Academy Honors Valued Volunteer
November 3, 2022
Col. (Ret.) Robert Munson ’73 was honored with USAFA’s 2021 Distinguished Service Award at a ceremony in the Arnold Hall Ballroom Nov. 1. He was recognized for his outstanding service and unwavering support to the United States Air Force Academy. Superintendent Lt. Gen. Richard Clark ’86 presented the award to Munson.
Col. Munson has been involved in multiple volunteer roles at the Air Force Academy during the past two decades. He’s the 22nd individual or group to be presented the Distinguished Service Award, which has been in existence since 1999.
Munson and his wife, Pam, became Red Cross volunteers in 2004 and trained to support the Services to the Armed Services Branch. He has since volunteered in the USAFA emergency room (before it closed), Internal Medicine Clinic, Cadet Clinic and other places needing augmentation.
Through his dedication to the 10th Medical Group, he proposed and then executed the volunteer plan for USAFA COVID vaccinations. Col. Munson recruited more than 240 volunteers for 22 mass vaccination events that provided 16,000 shots to the USAFA community.
“Remember, at that time in January 2021, over 3,000 Americans were dying every day,” Munson notes. “And the volunteers were largely in the age demographic most at risk, and they weren’t vaccinated at the time. Yet they ran toward the fire to help knowing the risk in the best tradition of service before self.”
Since 2006, Col. Munson also has served as a volunteer for the National Character and Leadership Symposium (NCLS), leading the Class of 1973 as the flagship sponsor for this event and spearheading the effort to recruit alumni volunteers and numerous high-profile speakers.
As a key member of the Class of 1973 Gift Committee, Col. Munson planned and executed two highly successful fundraising drives raising $1.8 million for NCLS and the Class of 2023 Legacy Program.

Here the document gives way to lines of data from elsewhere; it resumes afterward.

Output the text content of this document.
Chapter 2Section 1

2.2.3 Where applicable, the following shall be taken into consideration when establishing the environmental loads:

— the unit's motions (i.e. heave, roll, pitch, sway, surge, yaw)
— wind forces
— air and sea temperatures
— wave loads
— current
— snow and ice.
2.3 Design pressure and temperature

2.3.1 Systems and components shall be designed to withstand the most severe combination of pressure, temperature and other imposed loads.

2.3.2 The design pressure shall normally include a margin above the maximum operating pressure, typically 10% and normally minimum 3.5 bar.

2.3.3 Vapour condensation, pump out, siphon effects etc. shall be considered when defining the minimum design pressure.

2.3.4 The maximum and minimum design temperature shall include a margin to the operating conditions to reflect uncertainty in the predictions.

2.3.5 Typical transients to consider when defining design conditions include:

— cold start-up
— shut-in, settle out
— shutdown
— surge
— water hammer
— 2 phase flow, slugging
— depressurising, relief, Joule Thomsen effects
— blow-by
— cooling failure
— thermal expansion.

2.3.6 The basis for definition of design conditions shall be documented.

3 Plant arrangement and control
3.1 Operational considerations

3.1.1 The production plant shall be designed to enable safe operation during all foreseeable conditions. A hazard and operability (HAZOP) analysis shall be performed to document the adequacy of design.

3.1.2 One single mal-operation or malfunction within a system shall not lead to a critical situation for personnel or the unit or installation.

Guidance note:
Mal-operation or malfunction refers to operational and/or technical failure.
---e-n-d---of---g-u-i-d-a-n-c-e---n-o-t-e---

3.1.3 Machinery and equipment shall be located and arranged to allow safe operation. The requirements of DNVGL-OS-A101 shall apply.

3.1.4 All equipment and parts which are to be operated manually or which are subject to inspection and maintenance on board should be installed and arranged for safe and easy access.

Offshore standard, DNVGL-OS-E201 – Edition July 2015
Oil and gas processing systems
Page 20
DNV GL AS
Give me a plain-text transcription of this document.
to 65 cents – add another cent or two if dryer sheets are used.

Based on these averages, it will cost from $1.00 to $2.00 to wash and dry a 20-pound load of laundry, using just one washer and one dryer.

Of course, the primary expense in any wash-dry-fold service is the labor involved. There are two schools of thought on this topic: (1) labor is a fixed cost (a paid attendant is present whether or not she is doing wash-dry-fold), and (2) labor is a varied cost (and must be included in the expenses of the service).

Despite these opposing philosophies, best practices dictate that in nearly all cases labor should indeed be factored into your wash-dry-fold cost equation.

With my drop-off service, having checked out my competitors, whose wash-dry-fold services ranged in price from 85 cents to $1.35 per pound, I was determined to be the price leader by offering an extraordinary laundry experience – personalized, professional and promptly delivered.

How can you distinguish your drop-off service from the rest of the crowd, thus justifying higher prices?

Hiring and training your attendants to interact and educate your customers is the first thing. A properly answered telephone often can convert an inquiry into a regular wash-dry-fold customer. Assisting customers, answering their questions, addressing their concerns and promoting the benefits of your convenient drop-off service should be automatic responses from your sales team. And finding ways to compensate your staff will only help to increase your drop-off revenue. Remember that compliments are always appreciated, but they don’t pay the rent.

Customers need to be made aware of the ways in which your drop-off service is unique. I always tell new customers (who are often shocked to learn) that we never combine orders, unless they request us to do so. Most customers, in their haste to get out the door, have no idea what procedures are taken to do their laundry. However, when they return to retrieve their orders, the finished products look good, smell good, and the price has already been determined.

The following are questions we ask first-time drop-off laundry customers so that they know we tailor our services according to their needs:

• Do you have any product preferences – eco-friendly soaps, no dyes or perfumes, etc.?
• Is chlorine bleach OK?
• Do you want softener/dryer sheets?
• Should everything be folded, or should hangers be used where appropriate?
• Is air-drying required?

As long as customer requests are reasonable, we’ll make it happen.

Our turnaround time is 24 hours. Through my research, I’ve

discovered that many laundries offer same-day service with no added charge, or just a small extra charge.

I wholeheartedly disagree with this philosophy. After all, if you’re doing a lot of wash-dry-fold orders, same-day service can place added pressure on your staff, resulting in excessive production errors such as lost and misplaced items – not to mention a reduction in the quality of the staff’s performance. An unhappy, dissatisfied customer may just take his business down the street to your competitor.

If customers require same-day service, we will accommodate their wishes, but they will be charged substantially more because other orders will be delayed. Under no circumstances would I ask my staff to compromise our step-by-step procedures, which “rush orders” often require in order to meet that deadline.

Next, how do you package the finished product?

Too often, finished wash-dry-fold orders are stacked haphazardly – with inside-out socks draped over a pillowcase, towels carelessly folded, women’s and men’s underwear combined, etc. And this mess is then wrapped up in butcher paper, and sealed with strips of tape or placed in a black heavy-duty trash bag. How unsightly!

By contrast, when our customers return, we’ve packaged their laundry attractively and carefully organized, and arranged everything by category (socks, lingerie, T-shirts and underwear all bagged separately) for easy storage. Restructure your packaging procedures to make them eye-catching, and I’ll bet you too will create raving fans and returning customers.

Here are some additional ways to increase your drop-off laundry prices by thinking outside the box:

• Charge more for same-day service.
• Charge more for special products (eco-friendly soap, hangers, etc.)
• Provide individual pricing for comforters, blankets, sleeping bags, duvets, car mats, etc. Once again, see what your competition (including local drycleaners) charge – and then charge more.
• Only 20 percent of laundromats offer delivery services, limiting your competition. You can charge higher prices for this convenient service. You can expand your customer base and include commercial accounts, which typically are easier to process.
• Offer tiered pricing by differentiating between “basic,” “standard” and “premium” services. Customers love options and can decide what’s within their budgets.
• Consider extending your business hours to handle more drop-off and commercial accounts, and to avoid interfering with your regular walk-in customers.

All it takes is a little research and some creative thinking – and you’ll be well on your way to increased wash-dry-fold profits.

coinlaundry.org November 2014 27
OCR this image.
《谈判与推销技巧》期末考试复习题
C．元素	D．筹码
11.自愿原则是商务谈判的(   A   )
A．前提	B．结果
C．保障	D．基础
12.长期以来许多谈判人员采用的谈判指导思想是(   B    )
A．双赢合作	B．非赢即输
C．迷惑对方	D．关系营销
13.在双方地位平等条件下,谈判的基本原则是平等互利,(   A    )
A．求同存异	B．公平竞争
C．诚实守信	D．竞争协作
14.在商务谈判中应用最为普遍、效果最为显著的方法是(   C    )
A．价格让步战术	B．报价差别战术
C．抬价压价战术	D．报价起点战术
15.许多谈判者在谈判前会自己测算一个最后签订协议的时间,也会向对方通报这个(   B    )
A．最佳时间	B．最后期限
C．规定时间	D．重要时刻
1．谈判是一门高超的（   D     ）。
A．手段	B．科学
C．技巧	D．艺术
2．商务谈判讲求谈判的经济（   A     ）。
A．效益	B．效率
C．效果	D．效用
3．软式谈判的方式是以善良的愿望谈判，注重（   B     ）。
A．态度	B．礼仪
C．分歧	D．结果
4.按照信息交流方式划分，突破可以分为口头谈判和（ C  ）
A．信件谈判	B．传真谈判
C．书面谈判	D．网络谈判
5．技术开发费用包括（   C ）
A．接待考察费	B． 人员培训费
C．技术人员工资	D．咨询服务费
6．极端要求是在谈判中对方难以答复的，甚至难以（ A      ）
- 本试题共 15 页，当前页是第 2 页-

Additionally, Col. Munson has served the Cadet Wing as a Squadron Professional Ethics Advisor for Cadet Squadron 26. He was declared the Senior Honor Mentor of the Year for counseling as many as four cadets on probation at one time.
Finally, Col. Munson served as a senator and secretary of the Association of Graduates’ Class Advisory Senate, and he served on the AOG board of directors for four terms.
Munson says it’s a great honor to be recognized for something he loves to do.
“Pam and I are volunteer junkies, and we do it for the great feeling you get when helping others,” he says. “I call it 'psychic pay' — not an original term. And to be honored this way is a huge psychic pay bonus.”